D’autres solutions sont en train de voir le jour, selon Air Austral. "Nous travaillons chaque jour avec nos opérateurs sur la mise en place d’un "couloir sanitaire" dans chacun de nos aéroports. L’objectif sera, avant chaque départ, de tester chaque passager, et d’imposer un parcours de protocole sanitaire : distribution de masques, de gel hydro-alcoolique et prise de température."

Mais qui dit déconfinement ne dit pas reprise du trafic normal. La situation doit encore être détaillée par la préfecture mais pour l'instant, même après le 11 mai, les voyageurs entre les DOM et la Métropole seront limités aux déplacements familiaux impériaux, certains voyages professionnels et aux motifs médicaux. Les répercussions de la crise sanitaire sur le transport aérien risquent donc de s’inscrire dans la durée. Si les compagnies aériennes comptent actuellement leurs pertes, du fait que la plupart d’entre elles sont à l’arrêt, le passager risque de payer les conséquences lors d'une reprise plus fluide des vols.
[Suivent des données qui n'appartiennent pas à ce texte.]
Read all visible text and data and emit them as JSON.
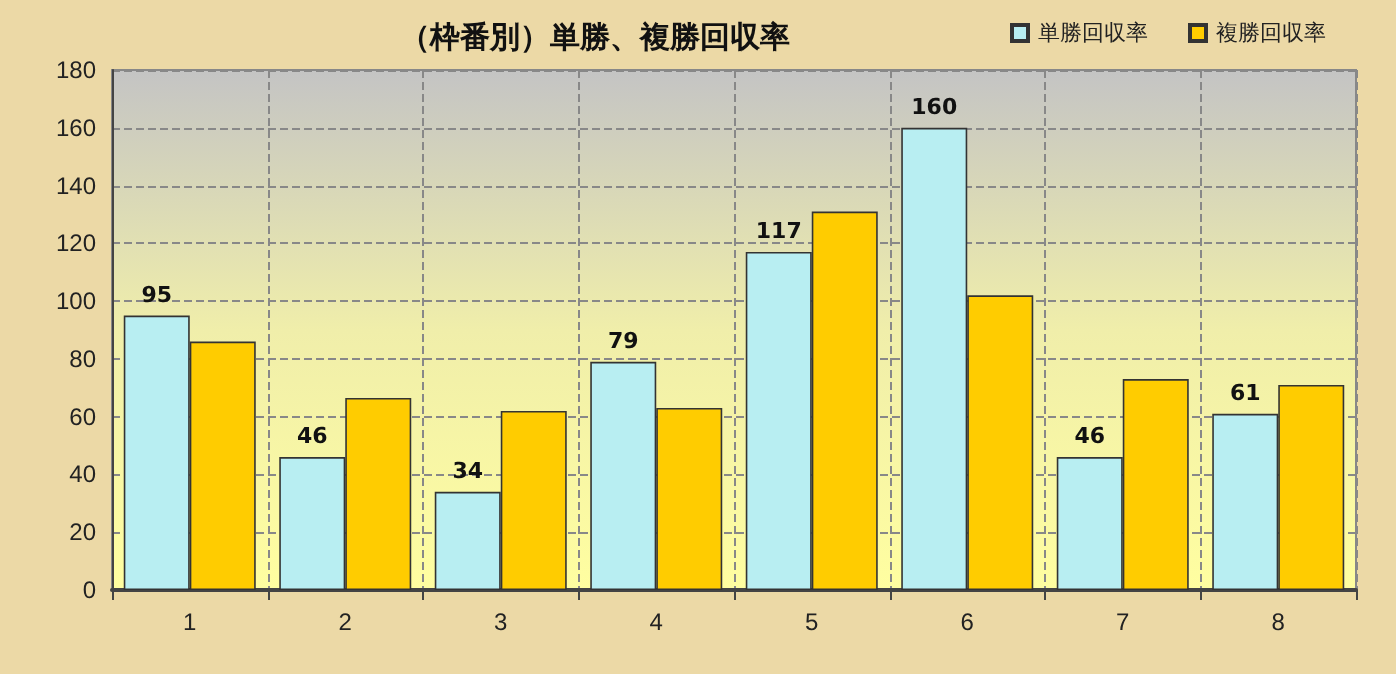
{
  "chart_data": {
    "type": "bar",
    "title": "（枠番別）単勝、複勝回収率",
    "categories": [
      "1",
      "2",
      "3",
      "4",
      "5",
      "6",
      "7",
      "8"
    ],
    "series": [
      {
        "name": "単勝回収率",
        "color": "#b8eef2",
        "values": [
          95,
          46,
          34,
          79,
          117,
          160,
          46,
          61
        ],
        "value_labels": [
          "95",
          "46",
          "34",
          "79",
          "117",
          "160",
          "46",
          "61"
        ]
      },
      {
        "name": "複勝回収率",
        "color": "#ffcc00",
        "values": [
          86,
          66.5,
          62,
          63,
          131,
          102,
          73,
          71
        ]
      }
    ],
    "ylim": [
      0,
      180
    ],
    "yticks": [
      0,
      20,
      40,
      60,
      80,
      100,
      120,
      140,
      160,
      180
    ],
    "grid": true,
    "legend": "top right"
  }
}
"Nous espérons pouvoir reprendre notre programme de vol à compter du 12 juin, en donnant la priorité aux DOM, destinations historiques de Corsair, en tant qu’acteur majeur de la continuité territoriale. Notre premier vol sera d’ailleurs opéré à destination de l’île de la Réunion, sous réserve de l’évolution de la situation sanitaire et de la décision d’Aéroport de Paris sur la réouverture d’Orly" informe Corsair.

- Une amélioration en perspective -

La lueur d’espoir pour les passagers est qu’ils ont la possibilité de modifier ou de reporter leur vol sur une durée d’un an la plupart du temps. "Nous avons extrêmement assoupli nos mesures commerciales. Pour les vols annulés ou sur demande du passager, nous mettons en place un système inédit de mise en avoir systématique valable un an. À l’heure d’aujourd’hui le contexte économique est insoutenable, il sera très difficile de procéder au remboursement immédiat des clients, nous nous engageons donc à le faire dans un an, si l’avoir n’est pas utilisé" conclut Air Austral.
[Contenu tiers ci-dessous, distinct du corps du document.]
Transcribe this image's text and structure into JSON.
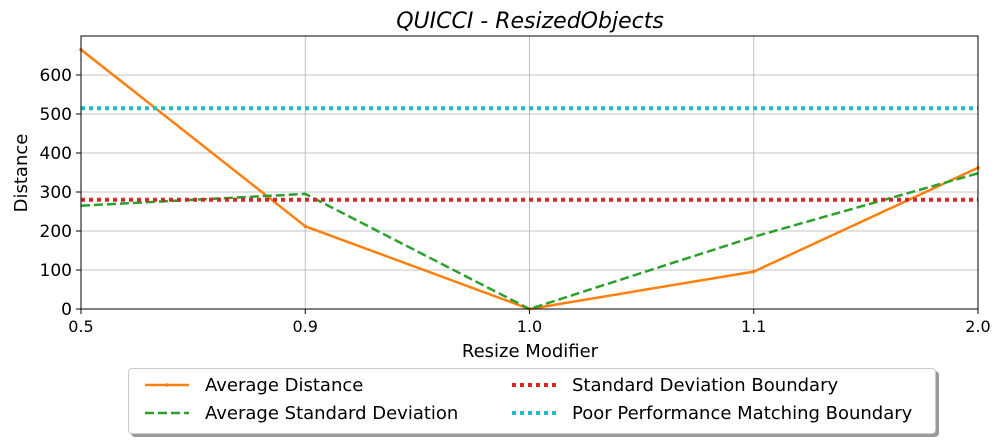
{
  "chart_data": {
    "type": "line",
    "title": "QUICCI - ResizedObjects",
    "xlabel": "Resize Modifier",
    "ylabel": "Distance",
    "categories": [
      "0.5",
      "0.9",
      "1.0",
      "1.1",
      "2.0"
    ],
    "ylim": [
      0,
      700
    ],
    "yticks": [
      "0",
      "100",
      "200",
      "300",
      "400",
      "500",
      "600"
    ],
    "grid": true,
    "legend_placement": "bottom-center",
    "series": [
      {
        "name": "Average Distance",
        "values": [
          665,
          212,
          0,
          96,
          362
        ],
        "color": "#ff7f0e",
        "style": "solid"
      },
      {
        "name": "Average Standard Deviation",
        "values": [
          265,
          295,
          0,
          185,
          348
        ],
        "color": "#2ca02c",
        "style": "dashed"
      },
      {
        "name": "Standard Deviation Boundary",
        "values": [
          280,
          280,
          280,
          280,
          280
        ],
        "color": "#d62728",
        "style": "dotted"
      },
      {
        "name": "Poor Performance Matching Boundary",
        "values": [
          515,
          515,
          515,
          515,
          515
        ],
        "color": "#17becf",
        "style": "dotted"
      }
    ]
  }
}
A noter que neuf compagnies aériennes basées à Orly, dont Corsair et French Bee qui desservent La Réunion,  ont demandé mercredi à l'Etat, dans une lettre ouverte, de fixer dès maintenant au 26 juin la réouverture de l'aéroport fermé le 1er avril pour cause de coronavirus.

es / www.ipreunion.com / redac@ipreunion.com

   

2 Commentaire(s)

Prof, Posté
en gros... si j'ai bien compris... On s'est tapé 2 mois de confinement alors que le virus circulait très peu ici en été pour rouvrir les vannes en juin et le faire entrer en masse pour l'hiver austral où il se propagera plus vite et fera des ravages ??
Ce serait absurde et suicidaire. Non ?
La vérité si je mens !, Posté
Déconfinement et lâcheté de l'État :

Lâcheté du pouvoir politique qui annonce que la France doit se remettre à travailler mais qui multiplie les contraintes technocratiques qui en bloquent la reprise.

L'État ne tranche pas. Il se défausse de la responsabilité sanitaire sur les forces vives qui ont le choix entre respecter la loi, et donc tout bloquer, ou, au contraire, de passer outre la loi et engager leur responsabilité pénale personnelle.